Los tipos, sean de la policía que sea (la de Buenos Aires, la de CABA o la de Chubut, que se entrena gritando que van a ir a buscar los piqueteros a las villas cuando nadie los ve), no están entrenados adecuadamente. No son rápidos para evaluar la gravedad de las situaciones, no son hábiles con la palabra y nunca se les ocurre tirar hacia las extremidades.

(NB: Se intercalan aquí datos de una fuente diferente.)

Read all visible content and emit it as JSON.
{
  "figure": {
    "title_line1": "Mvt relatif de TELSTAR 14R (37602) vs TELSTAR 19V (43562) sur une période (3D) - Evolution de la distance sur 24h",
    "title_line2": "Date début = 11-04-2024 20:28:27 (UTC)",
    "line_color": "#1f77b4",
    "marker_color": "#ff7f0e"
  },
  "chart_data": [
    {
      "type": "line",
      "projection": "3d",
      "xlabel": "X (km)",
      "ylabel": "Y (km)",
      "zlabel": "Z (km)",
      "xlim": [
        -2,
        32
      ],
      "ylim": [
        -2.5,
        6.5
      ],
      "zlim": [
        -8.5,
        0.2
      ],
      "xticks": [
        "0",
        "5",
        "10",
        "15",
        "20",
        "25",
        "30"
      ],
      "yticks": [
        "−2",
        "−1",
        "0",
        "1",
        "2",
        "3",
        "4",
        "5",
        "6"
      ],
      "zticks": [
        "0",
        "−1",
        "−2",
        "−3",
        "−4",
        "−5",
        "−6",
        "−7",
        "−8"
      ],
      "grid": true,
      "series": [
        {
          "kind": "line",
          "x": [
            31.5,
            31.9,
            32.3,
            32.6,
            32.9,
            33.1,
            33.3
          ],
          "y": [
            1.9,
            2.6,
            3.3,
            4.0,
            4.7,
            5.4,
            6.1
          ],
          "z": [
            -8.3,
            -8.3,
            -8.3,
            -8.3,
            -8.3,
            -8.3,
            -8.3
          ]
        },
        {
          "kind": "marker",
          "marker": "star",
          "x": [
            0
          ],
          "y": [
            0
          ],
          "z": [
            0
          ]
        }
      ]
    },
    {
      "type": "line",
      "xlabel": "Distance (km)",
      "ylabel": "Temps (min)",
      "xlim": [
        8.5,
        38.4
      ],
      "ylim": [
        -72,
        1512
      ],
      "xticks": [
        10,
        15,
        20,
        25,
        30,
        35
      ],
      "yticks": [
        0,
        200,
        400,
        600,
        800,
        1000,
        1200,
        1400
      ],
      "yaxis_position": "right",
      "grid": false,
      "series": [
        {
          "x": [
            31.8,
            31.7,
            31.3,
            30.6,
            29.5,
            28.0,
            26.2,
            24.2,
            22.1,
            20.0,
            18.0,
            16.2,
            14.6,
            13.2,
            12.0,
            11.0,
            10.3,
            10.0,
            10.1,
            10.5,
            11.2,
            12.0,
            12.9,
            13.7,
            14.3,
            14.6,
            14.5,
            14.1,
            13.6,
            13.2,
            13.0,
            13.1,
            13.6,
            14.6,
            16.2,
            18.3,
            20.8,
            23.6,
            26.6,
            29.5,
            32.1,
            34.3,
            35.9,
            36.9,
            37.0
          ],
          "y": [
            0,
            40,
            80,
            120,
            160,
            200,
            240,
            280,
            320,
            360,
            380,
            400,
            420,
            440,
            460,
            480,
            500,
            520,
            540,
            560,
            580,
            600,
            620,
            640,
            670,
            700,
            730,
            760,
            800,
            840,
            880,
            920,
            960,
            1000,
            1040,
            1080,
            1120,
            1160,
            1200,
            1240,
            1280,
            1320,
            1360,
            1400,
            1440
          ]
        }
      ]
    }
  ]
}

La mayoría de las veces sólo saben abusar de su poder, porque para muchos hacerse policía es conseguir un salario y un cargo que les da la posibilidad de ser ALGUIEN cuando la mayor parte de su vida han sido NADIE. La razón por la que muchos de estos casos terminan en gatillo fácil es la misma razón por la que muchos robos terminan con un asesinato: son gente que quiere sentirse poderosa alguna vez en la vida. No pasa con todos, pero sí pasa con muchos y es el entrenamiento, así como la evaluación constante, la que disminuye el riesgo de que termine en muerte una situación que podía ser controlada de otra manera y no lo fue porque el policía no supo cómo reaccionar o simplemente quiso sentirse Rambo alguna vez.